Yes, millions of people died under socialism. But very few people respond to statistics. Joseph Stalin, who was responsible for the death of 30-40 million Russians, once said (and this is only time I will ever quote him), "A single death is a tragedy; a million deaths is a statistic." So when we talk to millennials about socialism, instead of citing statistics, let's share our personal stories; how we and people we loved suffered under socialism. I understand that it's excruciating to tell those stories and many of us would rather just forget about it. I remember when I was writing my autobiography, Confucius Never Said, some of my recollections were so painful, that I had to take some time out because I was overrun by emotions.

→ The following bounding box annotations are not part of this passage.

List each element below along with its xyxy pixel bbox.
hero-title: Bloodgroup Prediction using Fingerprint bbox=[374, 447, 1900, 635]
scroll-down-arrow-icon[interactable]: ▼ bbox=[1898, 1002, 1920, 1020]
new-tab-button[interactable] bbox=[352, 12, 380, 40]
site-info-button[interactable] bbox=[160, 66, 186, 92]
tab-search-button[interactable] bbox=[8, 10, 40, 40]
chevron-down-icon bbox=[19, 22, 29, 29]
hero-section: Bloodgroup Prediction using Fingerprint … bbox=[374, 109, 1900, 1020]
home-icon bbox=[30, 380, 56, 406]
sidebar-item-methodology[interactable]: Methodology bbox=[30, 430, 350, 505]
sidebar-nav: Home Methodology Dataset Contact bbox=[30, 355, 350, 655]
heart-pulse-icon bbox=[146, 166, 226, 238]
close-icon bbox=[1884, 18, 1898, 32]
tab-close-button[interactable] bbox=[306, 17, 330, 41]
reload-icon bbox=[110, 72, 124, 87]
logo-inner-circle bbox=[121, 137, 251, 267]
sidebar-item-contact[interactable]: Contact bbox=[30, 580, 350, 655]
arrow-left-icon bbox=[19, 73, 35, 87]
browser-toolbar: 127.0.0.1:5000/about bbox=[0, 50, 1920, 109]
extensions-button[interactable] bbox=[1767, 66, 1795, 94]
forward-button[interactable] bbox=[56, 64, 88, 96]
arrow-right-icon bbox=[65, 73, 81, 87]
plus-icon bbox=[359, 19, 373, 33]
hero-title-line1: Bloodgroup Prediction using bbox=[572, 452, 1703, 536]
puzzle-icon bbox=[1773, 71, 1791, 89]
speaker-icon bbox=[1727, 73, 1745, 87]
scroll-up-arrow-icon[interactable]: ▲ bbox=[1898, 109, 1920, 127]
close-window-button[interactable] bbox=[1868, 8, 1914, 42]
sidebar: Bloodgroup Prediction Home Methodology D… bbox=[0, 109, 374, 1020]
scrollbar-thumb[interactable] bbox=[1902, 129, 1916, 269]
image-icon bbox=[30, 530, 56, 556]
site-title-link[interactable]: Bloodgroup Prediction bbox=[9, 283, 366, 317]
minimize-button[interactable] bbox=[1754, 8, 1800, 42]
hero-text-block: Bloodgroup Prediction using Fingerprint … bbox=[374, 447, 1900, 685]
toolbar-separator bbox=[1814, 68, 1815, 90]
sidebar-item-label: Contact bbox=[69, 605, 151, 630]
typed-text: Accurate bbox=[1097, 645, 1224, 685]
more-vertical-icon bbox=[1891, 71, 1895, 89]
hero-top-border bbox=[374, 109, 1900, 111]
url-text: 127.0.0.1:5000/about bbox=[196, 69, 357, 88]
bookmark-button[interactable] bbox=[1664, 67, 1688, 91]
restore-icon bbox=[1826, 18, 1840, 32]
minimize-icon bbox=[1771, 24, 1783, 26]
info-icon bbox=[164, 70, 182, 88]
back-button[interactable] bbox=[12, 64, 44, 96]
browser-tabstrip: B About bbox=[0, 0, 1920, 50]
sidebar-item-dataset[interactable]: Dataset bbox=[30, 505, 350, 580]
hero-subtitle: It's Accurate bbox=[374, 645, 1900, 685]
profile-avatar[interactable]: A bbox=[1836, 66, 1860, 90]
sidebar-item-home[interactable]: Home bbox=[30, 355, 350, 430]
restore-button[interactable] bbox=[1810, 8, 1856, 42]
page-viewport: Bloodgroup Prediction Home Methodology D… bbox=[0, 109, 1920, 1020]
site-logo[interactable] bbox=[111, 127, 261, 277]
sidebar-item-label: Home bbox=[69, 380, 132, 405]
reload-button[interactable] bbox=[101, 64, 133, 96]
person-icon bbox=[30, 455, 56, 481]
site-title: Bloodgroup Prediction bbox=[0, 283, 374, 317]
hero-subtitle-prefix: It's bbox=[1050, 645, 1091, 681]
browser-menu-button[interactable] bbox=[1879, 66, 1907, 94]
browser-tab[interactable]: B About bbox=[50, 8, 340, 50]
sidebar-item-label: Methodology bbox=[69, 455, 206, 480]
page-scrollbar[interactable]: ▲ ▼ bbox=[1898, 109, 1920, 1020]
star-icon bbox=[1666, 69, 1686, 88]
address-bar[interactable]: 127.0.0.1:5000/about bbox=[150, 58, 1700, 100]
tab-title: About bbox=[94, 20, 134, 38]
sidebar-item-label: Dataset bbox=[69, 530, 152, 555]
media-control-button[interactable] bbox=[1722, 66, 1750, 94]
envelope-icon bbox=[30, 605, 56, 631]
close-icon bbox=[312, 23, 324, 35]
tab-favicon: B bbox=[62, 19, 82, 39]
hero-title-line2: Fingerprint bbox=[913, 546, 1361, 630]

But we have to share our stories no matter how dreadful we feel because a good personal story makes a complex concept such as socialism easy to understand; it sparks people's emotions and keeps them engaged; it inspires empathy and action. Maya Angelou once said, “People will forget what you said, people will forget what you did, but people will never forget how you made them feel.”
So if you are a survivor of socialism, whether from the former Soviet Union, China, Cuba or Venezuela, speak up and share your stories. Don't limit yourself to just your families and friends. Make yourself available to your community, especially neighborhood schools. Contact the local high schools and ask them if you can come to their social science or history class and speak to the kids directly. I've spoke at several high schools before. Rather than telling them that 20-30 million Chinese people died during the three famine caused by Mao's disastrous policy, I shared with them the story of an uncle I never met. He was born during the famine. My grandmother was too hungry to produce any milk to feed him, and there was no baby formula available. He died in my grandmother's arms. While I was sharing this story, those teenagers were spell bound. No one was checking their iPhones. Many of them came to shake my hand afterwards and said "thank you." It was a rewarding experience for me.
In addition to speaking, we also need to develop multimedia platforms to educate young people on socialism. Even though there are many wonderful books written about suffering under socialism, such as Ayn Rand's We the Living, or Yang Jisheng's Tombstone, we know young people nowadays don't read as much as previous generations and they respond better to other media platforms such as photos, films, podcast etc.
There is something we should learn from the Holocaust survivors: they have been relentlessly pushing for education on the Holocaust through books, movies, documentaries, talks and there are many Holocaust museums around the world to bring all these together. They use all the tools available to make sure people, especially the young, will never forget the Holocaust. We, the survivors of socialism/communism, haven't done nearly enough to ensure people know the truth of socialism/communism. When was the last time a movie was made about socialism/communism? Where is the museum of the suffering of socialism/communism?
We the survivors of socialism/communism have a lot of catching up to do. The YouGov survey is a wake up call. Time is running out. Martin Luther King Jr. once said, "the time is always right to do the right thing." Let's get to work now!